La télévision crachait sons et images en continu. Marco cherchait à donner à son esprit autre chose à moudre que ces questions. Zappant au hasard, avachi sur le canapé clic-clac qu'il ne quittait plus, il tomba sur une chaîne d'information. L'invité interviewé, sa voix, les traits de son visage, lui évoquaient quelque chose sans que l'étudiant puisse se remémorer où et quand il l'avait vu. Au fil des questions, son identité se révéla à Marco: Le vice-secrétaire général du parti d'extrême-droite, le sous-fifre de la blonde. La grossesse de celle-ci l'avait propulsé grand chef par intérim, et il semblait bien se gargariser de cette importance nouvelle.

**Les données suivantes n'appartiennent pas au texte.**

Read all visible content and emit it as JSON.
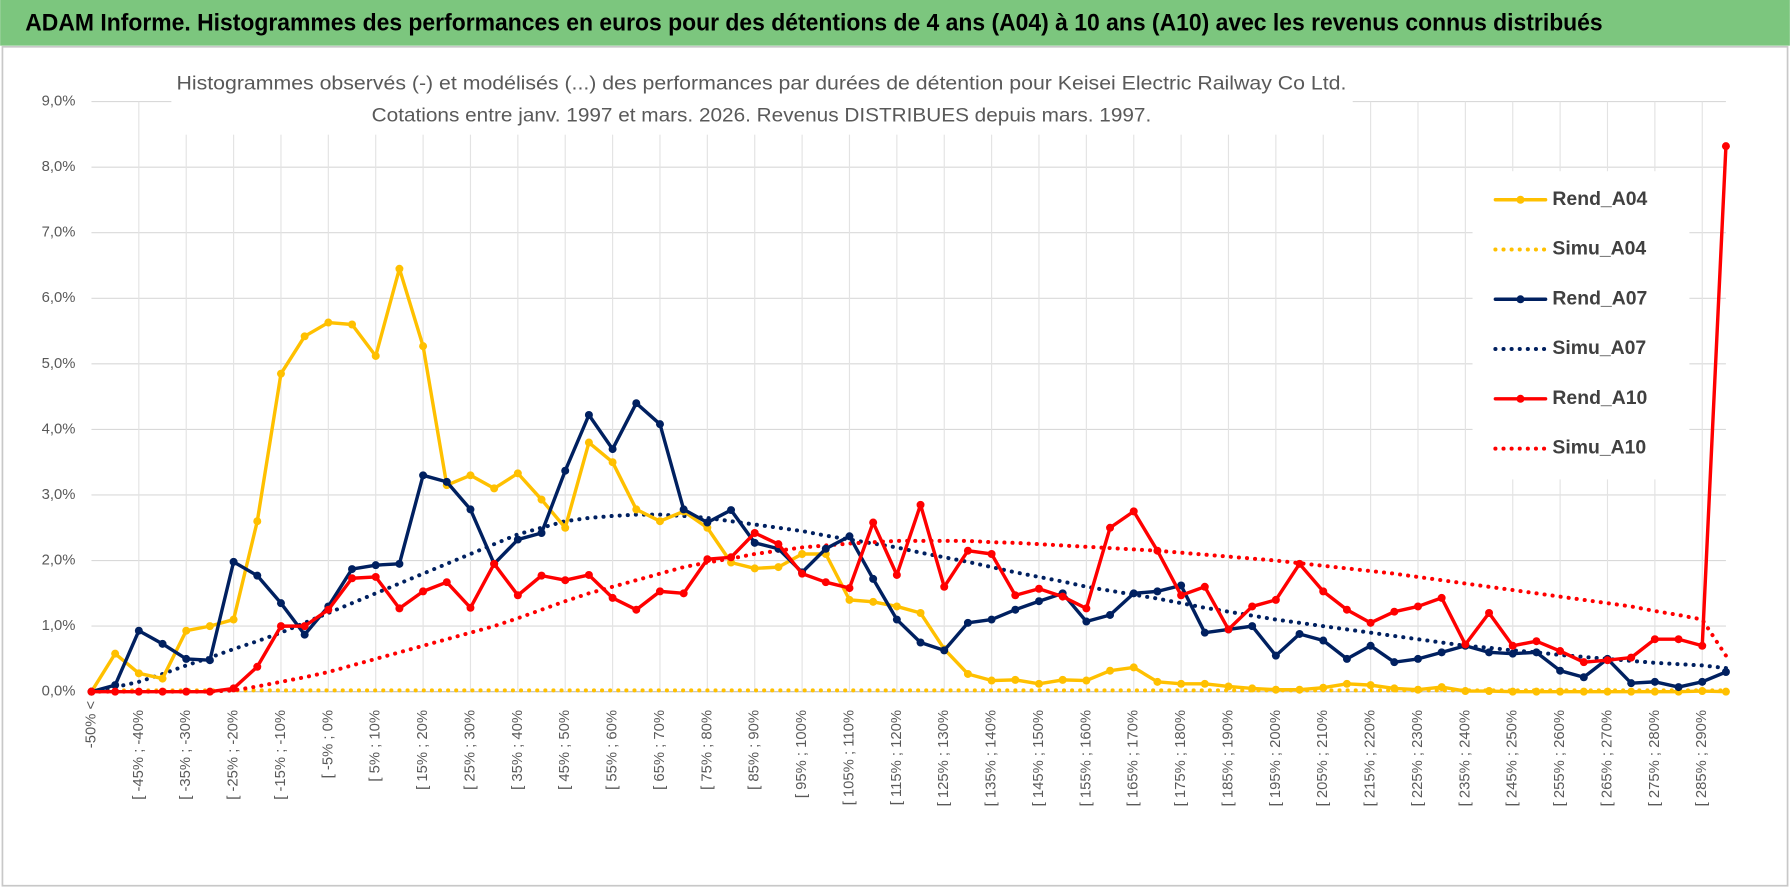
{
  "header": {
    "title": "ADAM Informe. Histogrammes des performances en euros pour des détentions de 4 ans (A04) à 10 ans (A10) avec les revenus connus distribués"
  },
  "chart_data": {
    "type": "line",
    "title": [
      "Histogrammes observés (-) et modélisés (...) des performances par durées de détention pour Keisei Electric Railway Co Ltd.",
      "Cotations entre janv. 1997 et mars. 2026. Revenus DISTRIBUES depuis mars. 1997."
    ],
    "categories": [
      "-50% <",
      null,
      "[ -45% ; -40%",
      null,
      "[ -35% ; -30%",
      null,
      "[ -25% ; -20%",
      null,
      "[ -15% ; -10%",
      null,
      "[ -5% ; 0%",
      null,
      "[ 5% ; 10%",
      null,
      "[ 15% ; 20%",
      null,
      "[ 25% ; 30%",
      null,
      "[ 35% ; 40%",
      null,
      "[ 45% ; 50%",
      null,
      "[ 55% ; 60%",
      null,
      "[ 65% ; 70%",
      null,
      "[ 75% ; 80%",
      null,
      "[ 85% ; 90%",
      null,
      "[ 95% ; 100%",
      null,
      "[ 105% ; 110%",
      null,
      "[ 115% ; 120%",
      null,
      "[ 125% ; 130%",
      null,
      "[ 135% ; 140%",
      null,
      "[ 145% ; 150%",
      null,
      "[ 155% ; 160%",
      null,
      "[ 165% ; 170%",
      null,
      "[ 175% ; 180%",
      null,
      "[ 185% ; 190%",
      null,
      "[ 195% ; 200%",
      null,
      "[ 205% ; 210%",
      null,
      "[ 215% ; 220%",
      null,
      "[ 225% ; 230%",
      null,
      "[ 235% ; 240%",
      null,
      "[ 245% ; 250%",
      null,
      "[ 255% ; 260%",
      null,
      "[ 265% ; 270%",
      null,
      "[ 275% ; 280%",
      null,
      "[ 285% ; 290%",
      null
    ],
    "ylim": [
      0,
      9
    ],
    "yticks": [
      {
        "value": 0,
        "label": "0,0%"
      },
      {
        "value": 1,
        "label": "1,0%"
      },
      {
        "value": 2,
        "label": "2,0%"
      },
      {
        "value": 3,
        "label": "3,0%"
      },
      {
        "value": 4,
        "label": "4,0%"
      },
      {
        "value": 5,
        "label": "5,0%"
      },
      {
        "value": 6,
        "label": "6,0%"
      },
      {
        "value": 7,
        "label": "7,0%"
      },
      {
        "value": 8,
        "label": "8,0%"
      },
      {
        "value": 9,
        "label": "9,0%"
      }
    ],
    "grid": true,
    "legend": "right",
    "series": [
      {
        "name": "Rend_A04",
        "color": "#FFC000",
        "line_style": "solid",
        "markers": true,
        "values": [
          0,
          0.58,
          0.28,
          0.2,
          0.93,
          1.0,
          1.1,
          2.6,
          4.85,
          5.42,
          5.63,
          5.6,
          5.12,
          6.45,
          5.27,
          3.15,
          3.3,
          3.1,
          3.33,
          2.93,
          2.5,
          3.8,
          3.5,
          2.78,
          2.6,
          2.75,
          2.5,
          1.97,
          1.88,
          1.9,
          2.1,
          2.1,
          1.4,
          1.37,
          1.3,
          1.2,
          0.65,
          0.27,
          0.17,
          0.18,
          0.12,
          0.18,
          0.17,
          0.32,
          0.37,
          0.15,
          0.12,
          0.12,
          0.08,
          0.05,
          0.03,
          0.03,
          0.06,
          0.12,
          0.1,
          0.05,
          0.03,
          0.07,
          0.01,
          0.01,
          0,
          0,
          0,
          0,
          0,
          0,
          0,
          0,
          0.01,
          0
        ]
      },
      {
        "name": "Simu_A04",
        "color": "#FFC000",
        "line_style": "dotted",
        "markers": false,
        "values": [
          0.02,
          0.02,
          0.02,
          0.02,
          0.02,
          0.02,
          0.02,
          0.02,
          0.02,
          0.02,
          0.02,
          0.02,
          0.02,
          0.02,
          0.02,
          0.02,
          0.02,
          0.02,
          0.02,
          0.02,
          0.02,
          0.02,
          0.02,
          0.02,
          0.02,
          0.02,
          0.02,
          0.02,
          0.02,
          0.02,
          0.02,
          0.02,
          0.02,
          0.02,
          0.02,
          0.02,
          0.02,
          0.02,
          0.02,
          0.02,
          0.02,
          0.02,
          0.02,
          0.02,
          0.02,
          0.02,
          0.02,
          0.02,
          0.02,
          0.02,
          0.02,
          0.02,
          0.02,
          0.02,
          0.02,
          0.02,
          0.02,
          0.02,
          0.02,
          0.02,
          0.02,
          0.02,
          0.02,
          0.02,
          0.02,
          0.02,
          0.02,
          0.02,
          0.02,
          0.02
        ]
      },
      {
        "name": "Rend_A07",
        "color": "#002060",
        "line_style": "solid",
        "markers": true,
        "values": [
          0,
          0.1,
          0.93,
          0.73,
          0.5,
          0.48,
          1.98,
          1.77,
          1.35,
          0.87,
          1.3,
          1.87,
          1.93,
          1.95,
          3.3,
          3.2,
          2.78,
          1.95,
          2.32,
          2.42,
          3.37,
          4.22,
          3.7,
          4.4,
          4.08,
          2.78,
          2.58,
          2.77,
          2.27,
          2.18,
          1.82,
          2.18,
          2.37,
          1.72,
          1.1,
          0.75,
          0.63,
          1.05,
          1.1,
          1.25,
          1.38,
          1.5,
          1.07,
          1.17,
          1.5,
          1.53,
          1.62,
          0.9,
          0.95,
          1.0,
          0.55,
          0.88,
          0.78,
          0.5,
          0.7,
          0.45,
          0.5,
          0.6,
          0.7,
          0.6,
          0.58,
          0.6,
          0.32,
          0.22,
          0.5,
          0.13,
          0.15,
          0.07,
          0.15,
          0.3
        ]
      },
      {
        "name": "Simu_A07",
        "color": "#002060",
        "line_style": "dotted",
        "markers": false,
        "values": [
          0,
          0.07,
          0.15,
          0.27,
          0.4,
          0.52,
          0.65,
          0.77,
          0.9,
          1.05,
          1.2,
          1.35,
          1.5,
          1.65,
          1.8,
          1.95,
          2.1,
          2.25,
          2.4,
          2.5,
          2.6,
          2.65,
          2.68,
          2.7,
          2.7,
          2.68,
          2.65,
          2.6,
          2.55,
          2.5,
          2.45,
          2.38,
          2.32,
          2.26,
          2.2,
          2.12,
          2.05,
          1.98,
          1.9,
          1.82,
          1.75,
          1.68,
          1.6,
          1.54,
          1.48,
          1.42,
          1.35,
          1.28,
          1.22,
          1.16,
          1.1,
          1.05,
          1.0,
          0.95,
          0.9,
          0.85,
          0.8,
          0.75,
          0.7,
          0.67,
          0.63,
          0.6,
          0.56,
          0.53,
          0.5,
          0.47,
          0.44,
          0.42,
          0.4,
          0.36
        ]
      },
      {
        "name": "Rend_A10",
        "color": "#FF0000",
        "line_style": "solid",
        "markers": true,
        "values": [
          0,
          0,
          0,
          0,
          0,
          0,
          0.05,
          0.38,
          1.0,
          1.0,
          1.25,
          1.73,
          1.75,
          1.27,
          1.53,
          1.67,
          1.28,
          1.95,
          1.47,
          1.77,
          1.7,
          1.78,
          1.43,
          1.25,
          1.53,
          1.5,
          2.02,
          2.05,
          2.42,
          2.25,
          1.8,
          1.67,
          1.58,
          2.58,
          1.78,
          2.85,
          1.6,
          2.15,
          2.1,
          1.47,
          1.57,
          1.45,
          1.27,
          2.5,
          2.75,
          2.15,
          1.47,
          1.6,
          0.95,
          1.3,
          1.4,
          1.95,
          1.53,
          1.25,
          1.05,
          1.22,
          1.3,
          1.43,
          0.72,
          1.2,
          0.7,
          0.77,
          0.62,
          0.45,
          0.48,
          0.52,
          0.8,
          0.8,
          0.7,
          8.32
        ]
      },
      {
        "name": "Simu_A10",
        "color": "#FF0000",
        "line_style": "dotted",
        "markers": false,
        "values": [
          0,
          0,
          0,
          0,
          0,
          0,
          0.02,
          0.08,
          0.15,
          0.22,
          0.3,
          0.4,
          0.5,
          0.6,
          0.7,
          0.8,
          0.9,
          1.0,
          1.12,
          1.25,
          1.38,
          1.5,
          1.6,
          1.7,
          1.8,
          1.9,
          1.97,
          2.03,
          2.1,
          2.15,
          2.2,
          2.23,
          2.26,
          2.28,
          2.3,
          2.3,
          2.3,
          2.3,
          2.28,
          2.27,
          2.25,
          2.23,
          2.21,
          2.19,
          2.17,
          2.15,
          2.12,
          2.09,
          2.06,
          2.03,
          2.0,
          1.96,
          1.92,
          1.88,
          1.84,
          1.8,
          1.75,
          1.7,
          1.65,
          1.6,
          1.55,
          1.5,
          1.45,
          1.4,
          1.35,
          1.3,
          1.23,
          1.17,
          1.1,
          0.55
        ]
      }
    ]
  }
}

Alors les interrogations et les inquiétudes de Marco s'effacèrent au profil d'une idée qui s'épanouit sur son visage en un sourire cynique. Il déboutonna son pantalon, et commença à asticoter son sexe encore mou comme il le ferait d'un petit animal, convoquant dans son esprit tout ce que ses hormones adolescentes et sa libido pouvaient compter comme sujets à fantasmes. Tout ce qu'il avait refoulé, il le voulait de nouveau, en forme de préliminaire. Il ne quittait pas l'écran des yeux, tandis que sa verge commençait à s'ériger, et il trouva la journaliste qui interviewait l'homme politique, avec ses cheveux châtains tirés en arrière, son tailleur blanc et ses lèvres pincées, tout à fait apte à l'exciter également. Très vite, ce n'était plus d'un entretien télévisé qu'il était le spectateur, mais d'un film érotique dont cela n'était que l'introduction. Il était clair pour lui que l'homme et la jeune femme n'allaient pas tarder à se jeter l'un sur l'autre, à s'entre-déchirer les vêtements, à se dévorer de baisers, et a avoir un coït violent, cru, avide, dans lequel le sentiment amoureux n'aurait aucune place. Sa main vibrait frénétiquement sur son sexe, et il sentait déjà gonfler en lui le flux de sa semence. Il se retint, serrant son membre, espérant que sa télépathie transmettait également l'intensité de sa jouissance. Il se retint, encore et encore, et, ouvrant les yeux, juta en fixant obstinément le visage de l'homme politique, inscrivant son nom et ses traits dans sa rétine, dans cet orgasme qu'il venait d'avoir.
Aussitôt à l'écran, l'homme politique se figea, coupé dans l'élan de sa diatribe. Il roula des yeux, pris un air gêné. Tout en passant ses doigts dans un mouchoir en papier, Marco riait de ce spectacle, et redoubla d'hilarité quand l'homme, maladroitement, plongea une main par dessous le bureau du plateau TV, pour la ressortir aussitôt, et s'essuyer les doigts sur ses fiches, le visage marqué par une moue de dégoût.
Mais ce qui faisait le plus rire Marco, d'un rire mauvais, c'était l'idée que cet homme allait bientôt découvrir qu'il était enceint.